• I come from a data analyst background but this has got me into dba and database design work. My area of work is around demographic statistics so I've built up a database to store large census datasets and other administrative datasets. Each dataset usually has its own table however many tables, particularly the population table have multiple datasets.

    Anyway, awhile ago I realised that my clustered identity key did and didn't make logical sense i.e. as per your article. It didn't sit well with me because to me the data should be grouped according to the dataset and then most by the various demographic fields i.e. age, gender etc...

    But the reality is that I only upload datasets one at a time and always in a sort ordered manner. Therefore by coincidence my data was ordered logically anyway, however not by design but more by good fortune.

    I've found that my queries are always by dataset so the first thing the query engine would do is pull out the range of ids that fit the dataset (I have non-clustered indexes to which I presume the range gets easily identified).
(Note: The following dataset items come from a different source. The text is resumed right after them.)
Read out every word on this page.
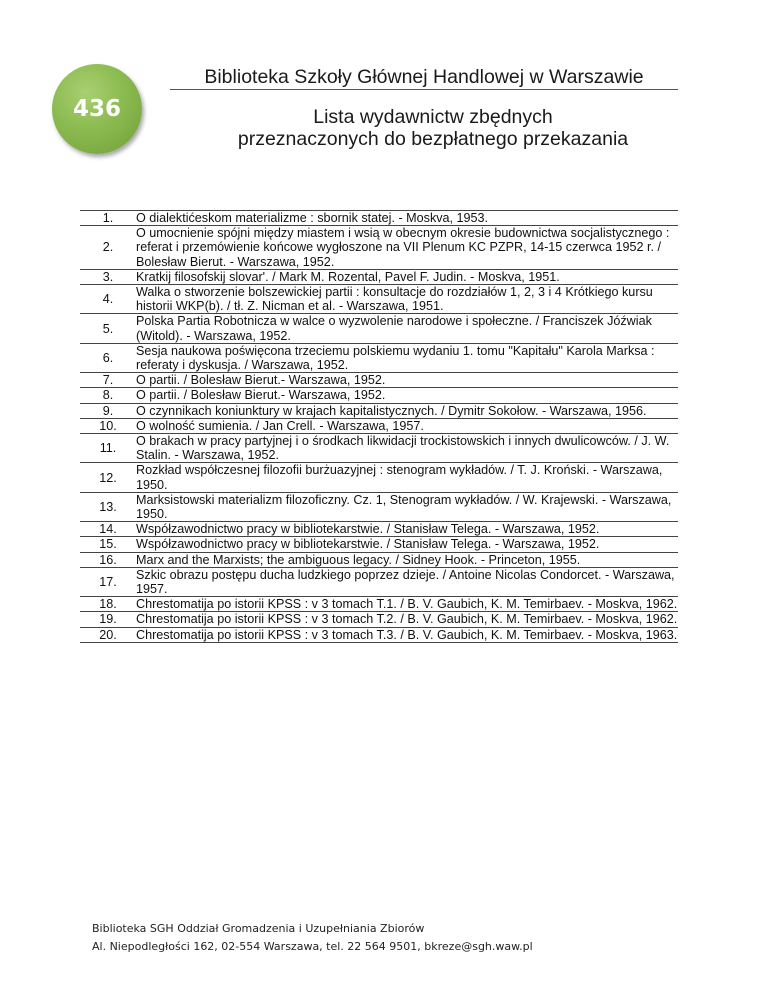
436
Biblioteka Szkoły Głównej Handlowej w Warszawie
Lista wydawnictw zbędnych
przeznaczonych do bezpłatnego przekazania
1.	O dialektićeskom materializme : sbornik statej. - Moskva, 1953.
2.	O umocnienie spójni między miastem i wsią w obecnym okresie budownictwa socjalistycznego : referat i przemówienie końcowe wygłoszone na VII Plenum KC PZPR, 14-15 czerwca 1952 r. / Bolesław Bierut. - Warszawa, 1952.
3.	Kratkij filosofskij slovar'. / Mark M. Rozental, Pavel F. Judin. - Moskva, 1951.
4.	Walka o stworzenie bolszewickiej partii : konsultacje do rozdziałów 1, 2, 3 i 4 Krótkiego kursu historii WKP(b). / tł. Z. Nicman et al. - Warszawa, 1951.
5.	Polska Partia Robotnicza w walce o wyzwolenie narodowe i społeczne. / Franciszek Jóźwiak (Witold). - Warszawa, 1952.
6.	Sesja naukowa poświęcona trzeciemu polskiemu wydaniu 1. tomu "Kapitału" Karola Marksa : referaty i dyskusja. / Warszawa, 1952.
7.	O partii. / Bolesław Bierut.- Warszawa, 1952.
8.	O partii. / Bolesław Bierut.- Warszawa, 1952.
9.	O czynnikach koniunktury w krajach kapitalistycznych. / Dymitr Sokołow. - Warszawa, 1956.
10.	O wolność sumienia. / Jan Crell. - Warszawa, 1957.
11.	O brakach w pracy partyjnej i o środkach likwidacji trockistowskich i innych dwulicowców. / J. W. Stalin. - Warszawa, 1952.
12.	Rozkład współczesnej filozofii burżuazyjnej : stenogram wykładów. / T. J. Kroński. - Warszawa, 1950.
13.	Marksistowski materializm filozoficzny. Cz. 1, Stenogram wykładów. / W. Krajewski. - Warszawa, 1950.
14.	Współzawodnictwo pracy w bibliotekarstwie. / Stanisław Telega. - Warszawa, 1952.
15.	Współzawodnictwo pracy w bibliotekarstwie. / Stanisław Telega. - Warszawa, 1952.
16.	Marx and the Marxists; the ambiguous legacy. / Sidney Hook. - Princeton, 1955.
17.	Szkic obrazu postępu ducha ludzkiego poprzez dzieje. / Antoine Nicolas Condorcet. - Warszawa, 1957.
18.	Chrestomatija po istorii KPSS : v 3 tomach T.1. / B. V. Gaubich, K. M. Temirbaev. - Moskva, 1962.
19.	Chrestomatija po istorii KPSS : v 3 tomach T.2. / B. V. Gaubich, K. M. Temirbaev. - Moskva, 1962.
20.	Chrestomatija po istorii KPSS : v 3 tomach T.3. / B. V. Gaubich, K. M. Temirbaev. - Moskva, 1963.
Biblioteka SGH Oddział Gromadzenia i Uzupełniania Zbiorów
Al. Niepodległości 162, 02-554 Warszawa, tel. 22 564 9501, bkreze@sgh.waw.pl
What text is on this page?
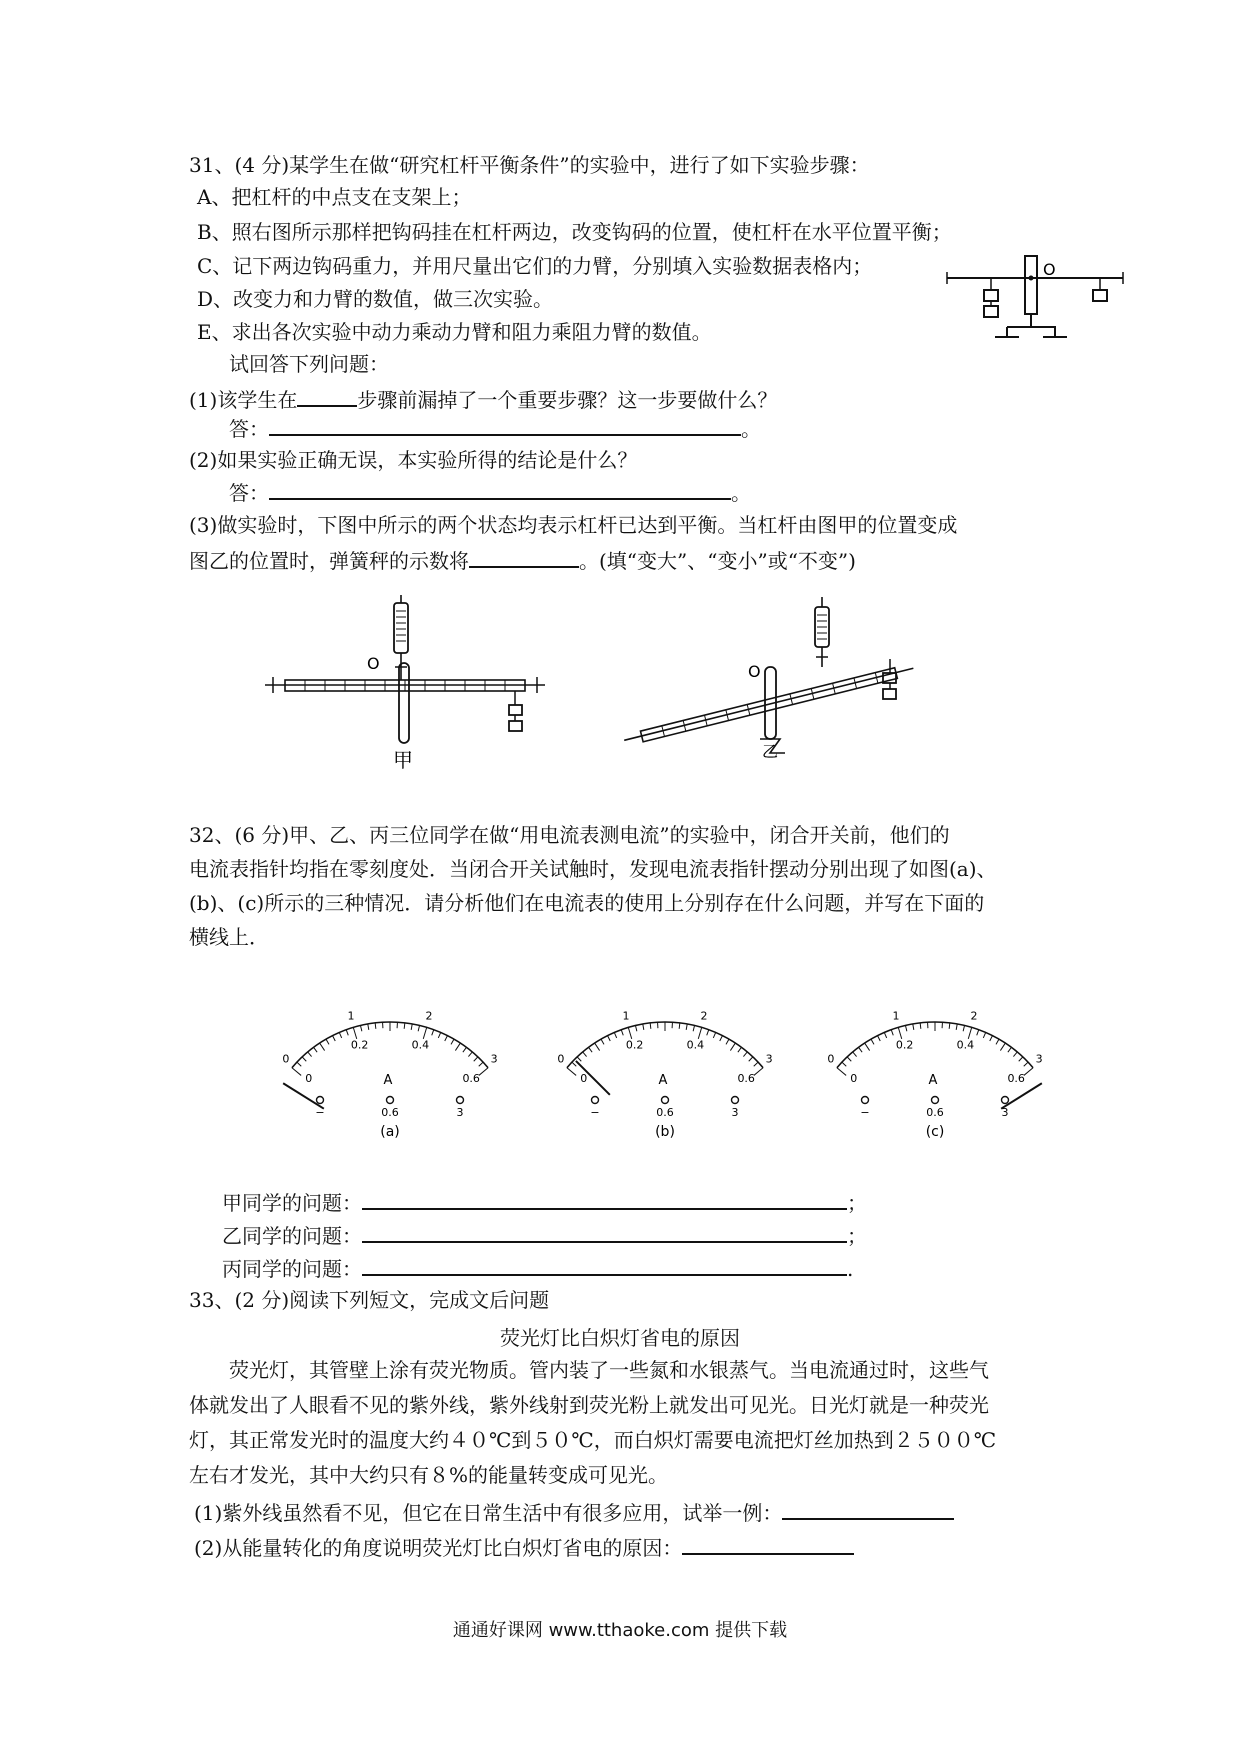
31、(4 分)某学生在做“研究杠杆平衡条件”的实验中，进行了如下实验步骤：
A、把杠杆的中点支在支架上；
B、照右图所示那样把钩码挂在杠杆两边，改变钩码的位置，使杠杆在水平位置平衡；
C、记下两边钩码重力，并用尺量出它们的力臂，分别填入实验数据表格内；
D、改变力和力臂的数值，做三次实验。
E、求出各次实验中动力乘动力臂和阻力乘阻力臂的数值。
试回答下列问题：
(1)该学生在	步骤前漏掉了一个重要步骤？这一步要做什么？
答：	。
(2)如果实验正确无误，本实验所得的结论是什么？
答：	。
(3)做实验时，下图中所示的两个状态均表示杠杆已达到平衡。当杠杆由图甲的位置变成
图乙的位置时，弹簧秤的示数将	。(填“变大”、“变小”或“不变”)
O
O
甲
O
乙
32、(6 分)甲、乙、丙三位同学在做“用电流表测电流”的实验中，闭合开关前，他们的
电流表指针均指在零刻度处．当闭合开关试触时，发现电流表指针摆动分别出现了如图(a)、
(b)、(c)所示的三种情况．请分析他们在电流表的使用上分别存在什么问题，并写在下面的
横线上．
0
1	2
3
0
0.2	0.4
0.6
A
−	0.6	3
(a)
0
1	2
3
0
0.2	0.4
0.6
A
−	0.6	3
(b)
0
1	2
3
0
0.2	0.4
0.6
A
−	0.6	3
(c)
甲同学的问题：	；
乙同学的问题：	；
丙同学的问题：	.
33、(2 分)阅读下列短文，完成文后问题
荧光灯比白炽灯省电的原因
荧光灯，其管壁上涂有荧光物质。管内装了一些氮和水银蒸气。当电流通过时，这些气
体就发出了人眼看不见的紫外线，紫外线射到荧光粉上就发出可见光。日光灯就是一种荧光
灯，其正常发光时的温度大约４０℃到５０℃，而白炽灯需要电流把灯丝加热到２５００℃
左右才发光，其中大约只有８%的能量转变成可见光。
(1)紫外线虽然看不见，但它在日常生活中有很多应用，试举一例：
(2)从能量转化的角度说明荧光灯比白炽灯省电的原因：
通通好课网 www.tthaoke.com 提供下载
After that it would do table joins by ID and then or possibly before the column filters get applied.

    I realised then that the clustered identity column works for me in this instance however if my database wasn't so OLAP like it could be less than ideal. I love non-composite primary keys, they are just so easy for writing queries against but I couldn't put it over server performance.

    Thanks for the article it is good to read about the pros and cons especially with regards to page splitting, and insert, updates and deletes.